The figure shuffling along the path toward the paved court looked ordinary enough, what she could see of it in the moonlight and the light of torches. It was only the figure of a man. A gray old man, not very big, his dress modern, drab blue and humble, almost a slave’s or servant’s uniform. Two huge powers guarding the start of the path looked down on him like contemptuous sphinxes as he passed between them. But they let him pass. The impression of meek humility was damaged when the old man stumbled briefly at the very edge of the paving, and told the world about it in foul language, as boldly as if there had been no one else within a mile.

But he understood perfectly that a sizable assembly was waiting for him, and he must have understood its nature pretty well. For he showed no surprise when he stopped to look them all over. Nodding to himself, he calmly took in the gory and fantastic scene. Nimue’s bodyguards sidled a little closer to her.

When the old man spoke, his words struck Margie, even in her present state, as a ridiculous anticlimax. He said only: “The police are out there, at your gate.”

Nimue made a sound of astonishment, a faint purring whine, and shook her head as if she marveled at him. “But they won’t be able to come in, my dear old man. Lucky for them.”

“I think they may. They represent the law.” He said this very soberly and seriously, but at the same time he spoke as if he were announcing something new, or something that his hearers perhaps had never heard before. “There’s laws for all of us. Even you. Even that… foulness that you serve.”

“Where is the Sword, old fool? I have brought you here to tell me of the Sword.”

“Fool?” The old man sounded surprised and angered by that, and there was a pause. He actually scratched his head. Then at last he had to agree. “Yeah… yeah, I was. Enchanted too, of course. But enchantment comes half from the inside. Yeah, I was a fool from the very start. Fool all the way.” He paused again, and went on in a gentler voice. “You were very young then, really young, and beautiful. There’s… something about beauty. Beauty and wine beat me, a long time ago. Power and gold could never do it.”
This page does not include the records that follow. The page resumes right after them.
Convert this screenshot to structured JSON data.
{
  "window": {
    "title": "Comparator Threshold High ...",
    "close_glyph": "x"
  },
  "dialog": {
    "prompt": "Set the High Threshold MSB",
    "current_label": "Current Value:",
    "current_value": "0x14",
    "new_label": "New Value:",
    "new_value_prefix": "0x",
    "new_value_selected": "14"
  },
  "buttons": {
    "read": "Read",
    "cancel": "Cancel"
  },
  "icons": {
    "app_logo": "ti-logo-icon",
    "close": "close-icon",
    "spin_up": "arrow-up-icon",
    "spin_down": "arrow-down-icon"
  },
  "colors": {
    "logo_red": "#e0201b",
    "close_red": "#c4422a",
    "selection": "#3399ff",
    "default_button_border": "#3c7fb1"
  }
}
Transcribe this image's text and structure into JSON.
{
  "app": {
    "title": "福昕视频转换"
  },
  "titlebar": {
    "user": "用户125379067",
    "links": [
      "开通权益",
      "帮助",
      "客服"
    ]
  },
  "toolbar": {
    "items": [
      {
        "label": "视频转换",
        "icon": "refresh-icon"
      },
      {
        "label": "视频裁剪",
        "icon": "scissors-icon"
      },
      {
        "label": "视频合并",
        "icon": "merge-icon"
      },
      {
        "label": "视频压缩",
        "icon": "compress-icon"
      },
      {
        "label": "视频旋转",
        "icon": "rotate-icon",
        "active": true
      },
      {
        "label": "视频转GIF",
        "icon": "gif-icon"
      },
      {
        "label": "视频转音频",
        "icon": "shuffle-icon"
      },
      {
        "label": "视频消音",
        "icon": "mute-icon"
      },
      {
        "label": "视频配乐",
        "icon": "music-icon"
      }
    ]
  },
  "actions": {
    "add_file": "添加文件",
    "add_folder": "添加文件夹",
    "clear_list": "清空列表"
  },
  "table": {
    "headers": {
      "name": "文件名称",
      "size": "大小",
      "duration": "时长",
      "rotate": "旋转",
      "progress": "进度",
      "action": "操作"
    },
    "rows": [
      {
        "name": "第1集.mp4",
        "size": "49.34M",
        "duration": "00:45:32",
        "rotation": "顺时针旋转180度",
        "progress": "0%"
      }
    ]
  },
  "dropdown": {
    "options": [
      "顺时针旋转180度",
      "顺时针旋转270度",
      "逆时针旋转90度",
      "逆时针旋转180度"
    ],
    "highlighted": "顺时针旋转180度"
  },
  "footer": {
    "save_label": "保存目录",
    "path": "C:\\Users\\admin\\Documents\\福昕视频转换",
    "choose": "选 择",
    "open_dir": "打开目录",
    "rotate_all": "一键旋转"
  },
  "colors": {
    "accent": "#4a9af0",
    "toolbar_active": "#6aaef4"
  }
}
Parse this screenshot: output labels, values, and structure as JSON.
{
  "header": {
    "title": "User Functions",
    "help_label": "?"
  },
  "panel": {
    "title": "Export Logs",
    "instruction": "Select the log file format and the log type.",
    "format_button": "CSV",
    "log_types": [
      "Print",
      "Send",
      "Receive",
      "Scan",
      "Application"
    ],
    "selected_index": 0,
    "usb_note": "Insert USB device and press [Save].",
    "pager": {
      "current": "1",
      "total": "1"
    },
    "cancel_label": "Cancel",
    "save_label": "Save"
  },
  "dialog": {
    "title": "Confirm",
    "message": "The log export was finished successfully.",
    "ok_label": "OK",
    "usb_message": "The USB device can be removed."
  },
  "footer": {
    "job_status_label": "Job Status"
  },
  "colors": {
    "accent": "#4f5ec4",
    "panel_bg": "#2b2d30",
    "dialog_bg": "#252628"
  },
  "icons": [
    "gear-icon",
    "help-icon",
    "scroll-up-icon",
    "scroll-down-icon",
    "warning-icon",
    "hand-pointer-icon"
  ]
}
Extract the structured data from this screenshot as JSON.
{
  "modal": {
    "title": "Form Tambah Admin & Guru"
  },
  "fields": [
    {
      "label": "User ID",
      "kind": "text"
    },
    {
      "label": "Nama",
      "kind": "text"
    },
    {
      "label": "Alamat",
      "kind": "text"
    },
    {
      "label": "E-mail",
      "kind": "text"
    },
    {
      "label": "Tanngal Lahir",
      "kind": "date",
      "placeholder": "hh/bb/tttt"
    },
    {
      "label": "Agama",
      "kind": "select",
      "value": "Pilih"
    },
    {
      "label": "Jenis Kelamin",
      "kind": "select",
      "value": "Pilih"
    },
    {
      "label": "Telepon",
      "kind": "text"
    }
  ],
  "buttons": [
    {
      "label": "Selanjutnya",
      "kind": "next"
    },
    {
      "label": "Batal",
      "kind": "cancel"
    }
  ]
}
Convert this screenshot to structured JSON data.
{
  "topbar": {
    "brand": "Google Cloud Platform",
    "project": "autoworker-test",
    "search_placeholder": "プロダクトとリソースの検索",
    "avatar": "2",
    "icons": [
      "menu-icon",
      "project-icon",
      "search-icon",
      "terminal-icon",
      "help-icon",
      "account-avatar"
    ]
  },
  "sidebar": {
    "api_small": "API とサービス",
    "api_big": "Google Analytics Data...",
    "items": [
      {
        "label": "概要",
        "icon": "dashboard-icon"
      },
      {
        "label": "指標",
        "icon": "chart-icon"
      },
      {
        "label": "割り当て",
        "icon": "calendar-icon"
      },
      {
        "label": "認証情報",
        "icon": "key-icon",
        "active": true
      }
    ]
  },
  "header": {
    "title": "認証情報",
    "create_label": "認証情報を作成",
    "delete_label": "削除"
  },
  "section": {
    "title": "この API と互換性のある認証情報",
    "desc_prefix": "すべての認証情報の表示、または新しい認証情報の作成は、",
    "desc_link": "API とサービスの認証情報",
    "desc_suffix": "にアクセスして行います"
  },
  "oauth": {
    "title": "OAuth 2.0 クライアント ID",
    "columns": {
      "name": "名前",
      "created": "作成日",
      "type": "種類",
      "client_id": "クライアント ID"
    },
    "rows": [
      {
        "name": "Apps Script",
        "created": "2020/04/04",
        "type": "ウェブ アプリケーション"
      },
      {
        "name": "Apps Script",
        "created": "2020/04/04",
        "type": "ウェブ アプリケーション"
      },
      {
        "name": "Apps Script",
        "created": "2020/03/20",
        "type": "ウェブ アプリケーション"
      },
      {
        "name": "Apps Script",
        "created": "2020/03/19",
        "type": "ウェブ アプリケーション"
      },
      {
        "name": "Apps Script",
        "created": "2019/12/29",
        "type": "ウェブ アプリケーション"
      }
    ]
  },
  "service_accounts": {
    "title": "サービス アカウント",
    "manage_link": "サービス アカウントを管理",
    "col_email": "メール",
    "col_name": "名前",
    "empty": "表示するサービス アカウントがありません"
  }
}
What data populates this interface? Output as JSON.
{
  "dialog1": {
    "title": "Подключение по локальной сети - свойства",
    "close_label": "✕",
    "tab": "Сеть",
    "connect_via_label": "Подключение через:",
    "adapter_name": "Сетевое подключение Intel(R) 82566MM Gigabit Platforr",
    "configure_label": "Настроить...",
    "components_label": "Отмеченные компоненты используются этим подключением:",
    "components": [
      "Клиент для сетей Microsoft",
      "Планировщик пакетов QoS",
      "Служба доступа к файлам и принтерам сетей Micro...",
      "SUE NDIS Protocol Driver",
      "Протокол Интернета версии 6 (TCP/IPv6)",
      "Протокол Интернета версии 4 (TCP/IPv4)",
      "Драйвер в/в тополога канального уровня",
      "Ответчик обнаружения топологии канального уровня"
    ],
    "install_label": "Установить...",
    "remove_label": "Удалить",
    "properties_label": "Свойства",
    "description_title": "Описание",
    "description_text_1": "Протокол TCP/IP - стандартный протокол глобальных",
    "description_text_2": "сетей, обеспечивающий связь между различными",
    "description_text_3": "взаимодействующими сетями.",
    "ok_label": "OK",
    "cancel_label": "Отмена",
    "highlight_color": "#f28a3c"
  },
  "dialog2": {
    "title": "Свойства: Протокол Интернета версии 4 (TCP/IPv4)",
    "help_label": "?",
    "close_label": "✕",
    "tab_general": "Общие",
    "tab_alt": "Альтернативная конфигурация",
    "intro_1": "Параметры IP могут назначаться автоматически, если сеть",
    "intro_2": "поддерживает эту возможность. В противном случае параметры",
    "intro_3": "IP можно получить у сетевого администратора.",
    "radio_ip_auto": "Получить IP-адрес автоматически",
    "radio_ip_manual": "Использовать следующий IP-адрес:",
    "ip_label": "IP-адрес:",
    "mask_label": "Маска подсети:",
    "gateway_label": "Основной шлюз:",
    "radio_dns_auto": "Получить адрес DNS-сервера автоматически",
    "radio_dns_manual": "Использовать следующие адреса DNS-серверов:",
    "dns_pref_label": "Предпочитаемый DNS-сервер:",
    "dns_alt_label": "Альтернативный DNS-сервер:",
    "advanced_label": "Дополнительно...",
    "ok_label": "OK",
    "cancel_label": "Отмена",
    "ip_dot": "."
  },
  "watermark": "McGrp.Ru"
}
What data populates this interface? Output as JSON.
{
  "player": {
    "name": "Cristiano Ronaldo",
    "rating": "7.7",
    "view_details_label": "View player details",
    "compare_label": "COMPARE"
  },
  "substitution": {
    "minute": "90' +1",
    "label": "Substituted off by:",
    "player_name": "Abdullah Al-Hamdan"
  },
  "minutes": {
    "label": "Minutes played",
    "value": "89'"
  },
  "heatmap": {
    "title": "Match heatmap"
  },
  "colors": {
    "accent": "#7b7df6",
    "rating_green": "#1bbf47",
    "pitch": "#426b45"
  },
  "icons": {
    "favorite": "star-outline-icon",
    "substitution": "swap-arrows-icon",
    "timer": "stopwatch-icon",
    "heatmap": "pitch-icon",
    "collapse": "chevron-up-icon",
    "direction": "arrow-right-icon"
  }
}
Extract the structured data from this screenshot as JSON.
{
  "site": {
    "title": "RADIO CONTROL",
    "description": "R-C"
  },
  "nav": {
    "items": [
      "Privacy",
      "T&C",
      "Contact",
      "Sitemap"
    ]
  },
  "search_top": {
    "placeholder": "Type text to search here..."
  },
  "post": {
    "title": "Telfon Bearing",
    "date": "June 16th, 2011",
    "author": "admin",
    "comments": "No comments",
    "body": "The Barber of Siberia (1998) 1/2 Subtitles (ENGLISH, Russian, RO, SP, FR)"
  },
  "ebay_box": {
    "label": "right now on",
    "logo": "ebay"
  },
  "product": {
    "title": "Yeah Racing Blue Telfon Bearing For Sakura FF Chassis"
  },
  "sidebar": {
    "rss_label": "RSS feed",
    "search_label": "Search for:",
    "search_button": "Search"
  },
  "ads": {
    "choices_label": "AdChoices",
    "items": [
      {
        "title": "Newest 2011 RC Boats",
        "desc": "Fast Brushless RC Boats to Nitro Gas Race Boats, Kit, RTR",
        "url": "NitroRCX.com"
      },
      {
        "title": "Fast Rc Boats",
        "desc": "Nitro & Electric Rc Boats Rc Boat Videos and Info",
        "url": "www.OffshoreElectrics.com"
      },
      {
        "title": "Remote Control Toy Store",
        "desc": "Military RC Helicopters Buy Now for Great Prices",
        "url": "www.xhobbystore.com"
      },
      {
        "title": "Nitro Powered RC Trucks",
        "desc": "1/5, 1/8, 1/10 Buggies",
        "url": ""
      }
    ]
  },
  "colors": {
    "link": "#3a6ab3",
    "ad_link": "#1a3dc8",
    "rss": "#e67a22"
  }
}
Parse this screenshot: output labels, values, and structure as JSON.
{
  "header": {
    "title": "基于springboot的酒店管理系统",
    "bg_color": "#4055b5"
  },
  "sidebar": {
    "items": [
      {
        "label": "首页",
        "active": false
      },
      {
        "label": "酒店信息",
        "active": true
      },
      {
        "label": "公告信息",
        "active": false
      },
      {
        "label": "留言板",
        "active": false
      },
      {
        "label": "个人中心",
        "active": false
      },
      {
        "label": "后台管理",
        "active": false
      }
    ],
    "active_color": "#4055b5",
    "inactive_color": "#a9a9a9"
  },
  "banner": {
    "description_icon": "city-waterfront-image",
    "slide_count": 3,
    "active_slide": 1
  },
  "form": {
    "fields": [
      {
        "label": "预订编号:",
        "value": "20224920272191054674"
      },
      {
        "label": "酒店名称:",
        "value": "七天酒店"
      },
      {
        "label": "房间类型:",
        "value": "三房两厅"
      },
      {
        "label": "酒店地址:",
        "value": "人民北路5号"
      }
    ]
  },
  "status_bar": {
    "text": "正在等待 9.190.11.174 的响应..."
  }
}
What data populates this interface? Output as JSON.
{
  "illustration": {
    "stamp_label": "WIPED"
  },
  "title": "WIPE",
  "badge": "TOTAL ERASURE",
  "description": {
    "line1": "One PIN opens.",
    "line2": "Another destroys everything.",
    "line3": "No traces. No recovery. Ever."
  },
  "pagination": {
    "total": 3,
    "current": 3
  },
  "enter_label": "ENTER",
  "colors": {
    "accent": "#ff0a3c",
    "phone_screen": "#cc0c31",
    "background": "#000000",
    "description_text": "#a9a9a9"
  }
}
He looked contemptuously past Nimue, to the cave and the tunnel mouth, where a pale glow was growing brighter, throbbing faintly with the chant of whatever creatures and powers might be advancing through the tunnel. “He’s not gonna make it here, you know. He’ll have to stay in his own land, his own time, with his own limited power there, and let his own people eventually burn him at the stake the way they do. As the book says, it is written. Maybe you meant to bring me here this time to help you, but this time I came willingly. Not even your enchantments last forever.”

Nimue made a gesture, as of producing something hidden, small, and vitally important. “I have kept one command, one order that I may yet bind you to. That is what is really written.”